Es bien conocido que Aristóteles consideraba que las especies son eternas y que, con Darwin, tal tesis ha quedado superada. No obstante, se sigue hoy en día hablando de especies, aunque se considere que una especie es algo efímero. El pensamiento contemporáneo sigue teniendo entre sus exigencias la de delimitar, distinguir, clasificar, en suma, especificar. Obviamente, los criterios que utilizamos para esta clasificación no se reducen a los utilizados por Aristóteles, sin que ello signifique que aquellos están excluidos, las condiciones anatómicas siguen teniendo un gran peso, pero, como es bien sabido, la clasificación de las especies es hoy fundamentalmente un trabajo de genética.

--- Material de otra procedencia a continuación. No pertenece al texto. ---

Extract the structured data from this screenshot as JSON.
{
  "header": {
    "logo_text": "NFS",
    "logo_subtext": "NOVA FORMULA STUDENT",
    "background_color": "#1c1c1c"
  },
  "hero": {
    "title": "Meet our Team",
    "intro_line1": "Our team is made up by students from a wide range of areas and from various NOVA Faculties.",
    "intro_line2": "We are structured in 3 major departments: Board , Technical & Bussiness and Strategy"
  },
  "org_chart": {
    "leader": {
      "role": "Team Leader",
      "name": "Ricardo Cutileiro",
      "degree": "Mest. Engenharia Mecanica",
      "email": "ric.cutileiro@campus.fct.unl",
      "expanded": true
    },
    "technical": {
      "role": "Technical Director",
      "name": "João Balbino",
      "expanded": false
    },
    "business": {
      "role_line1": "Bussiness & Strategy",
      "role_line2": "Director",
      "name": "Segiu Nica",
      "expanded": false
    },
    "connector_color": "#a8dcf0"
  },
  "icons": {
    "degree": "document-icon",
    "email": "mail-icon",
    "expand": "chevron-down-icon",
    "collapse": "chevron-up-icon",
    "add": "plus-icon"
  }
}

Una especie es aquello que responde a ese prodigioso fenómeno sustentado en la química orgánica, que denominamos un genoma. Todos los individuos de la especie humana compartimos el genoma humano; asimismo, los individuos de la especie de los gorilas comparten un único genoma.

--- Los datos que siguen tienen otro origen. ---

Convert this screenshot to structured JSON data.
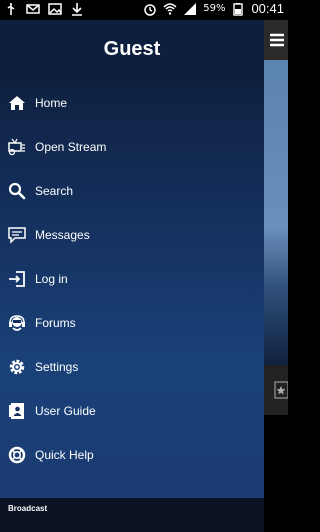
{
  "status_bar": {
    "battery": "59%",
    "time": "00:41",
    "icons_left": [
      "usb-icon",
      "mail-icon",
      "image-icon",
      "download-icon"
    ],
    "icons_right": [
      "alarm-icon",
      "wifi-icon",
      "signal-icon",
      "battery-icon"
    ]
  },
  "drawer": {
    "title": "Guest",
    "items": [
      {
        "label": "Home",
        "icon": "home-icon"
      },
      {
        "label": "Open Stream",
        "icon": "tv-stream-icon"
      },
      {
        "label": "Search",
        "icon": "search-icon"
      },
      {
        "label": "Messages",
        "icon": "messages-icon"
      },
      {
        "label": "Log in",
        "icon": "login-icon"
      },
      {
        "label": "Forums",
        "icon": "forums-icon"
      },
      {
        "label": "Settings",
        "icon": "settings-icon"
      },
      {
        "label": "User Guide",
        "icon": "user-guide-icon"
      },
      {
        "label": "Quick Help",
        "icon": "help-ring-icon"
      }
    ],
    "footer_label": "Broadcast"
  },
  "right_pane": {
    "menu_icon": "hamburger-icon"
  },
  "colors": {
    "drawer_top": "#0b1a33",
    "drawer_bottom": "#1a4179",
    "text": "#ffffff"
  }
}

Mas aquí surgen obviamente problemas. Por un lado, problemas de delimitación entre especies, pues hay genomas que prácticamente no tienen diferencia, ni cualitativa ni cuantitativa. Un ejemplo recurrente: el genoma humano está constituido aproximadamente por 25.000 genes si por gen entendemos aquella parte del genoma que codifica proteínas. Ahora bien, un animal aparentemente tan alejado de nosotros como el ratón también tiene el mismo número de genes codificadores de proteínas. Esta coincidencia se hace aún más sorprendente si tenemos en cuenta que la diferencia cualitativa entre ambos genomas es, de existir, muy pequeña. Y sin embargo, como bien dice un conocido pensador de estos asuntos, un ratón no es un hombre. ¿Dónde estriba, pues, la diferencia? Aquí aparecen problemas en ocasiones artificiales, relacionados con el hecho de que hay un gran equívoco en la utilización misma del término gen. A veces se entiende por gen todo aquello que juega algún papel en el genoma, mientras que otras veces, (y con rigor), se limita al término a elementos del genoma que juegan la función codificadora ya evocada. Si nos atenemos a esta última, desde luego se hace imposible responder a la interrogación clave de la diferencia tanto anatómica como de comportamiento entre un ratón y un humano.

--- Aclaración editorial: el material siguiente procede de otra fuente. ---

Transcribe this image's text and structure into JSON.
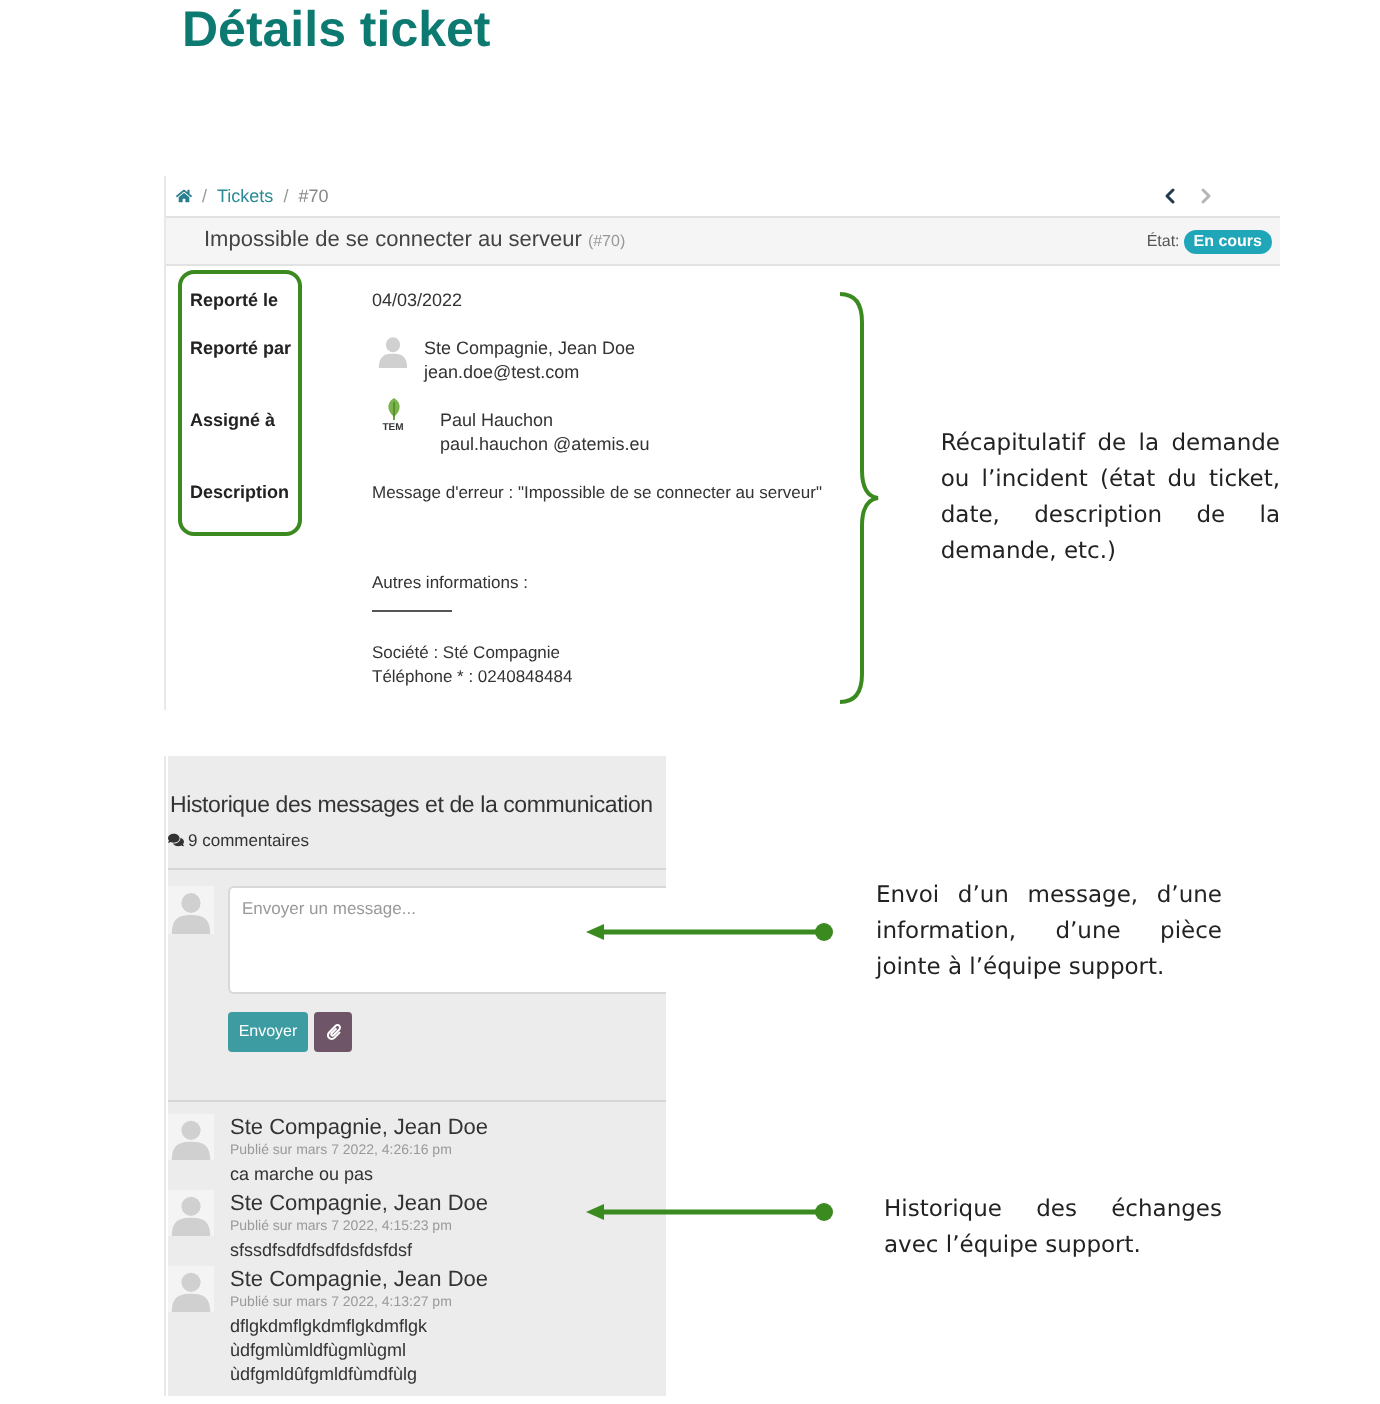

Por decirlo llanamente, si se toma el genoma en un sentido reducido, y si se dogmatiza el papel del genoma a la hora de explicar las diferencias entre especies, es un auténtico misterio que el ratón no sea humano...o viceversa. La cosa se hace sin embargo mucho menos confusa y misteriosa si consideramos que aquellas partes del genoma no codificadoras de proteínas han de jugar también un papel relevante, y en este sentido, se han canalizado los estudios de genética contemporáneos. Se acentúa, por ejemplo, el papel de las llamadas secuencias reguladoras en las cuales, aunque sea como mera conjetura, ha de buscarse el porqué de tales abismales diferencias.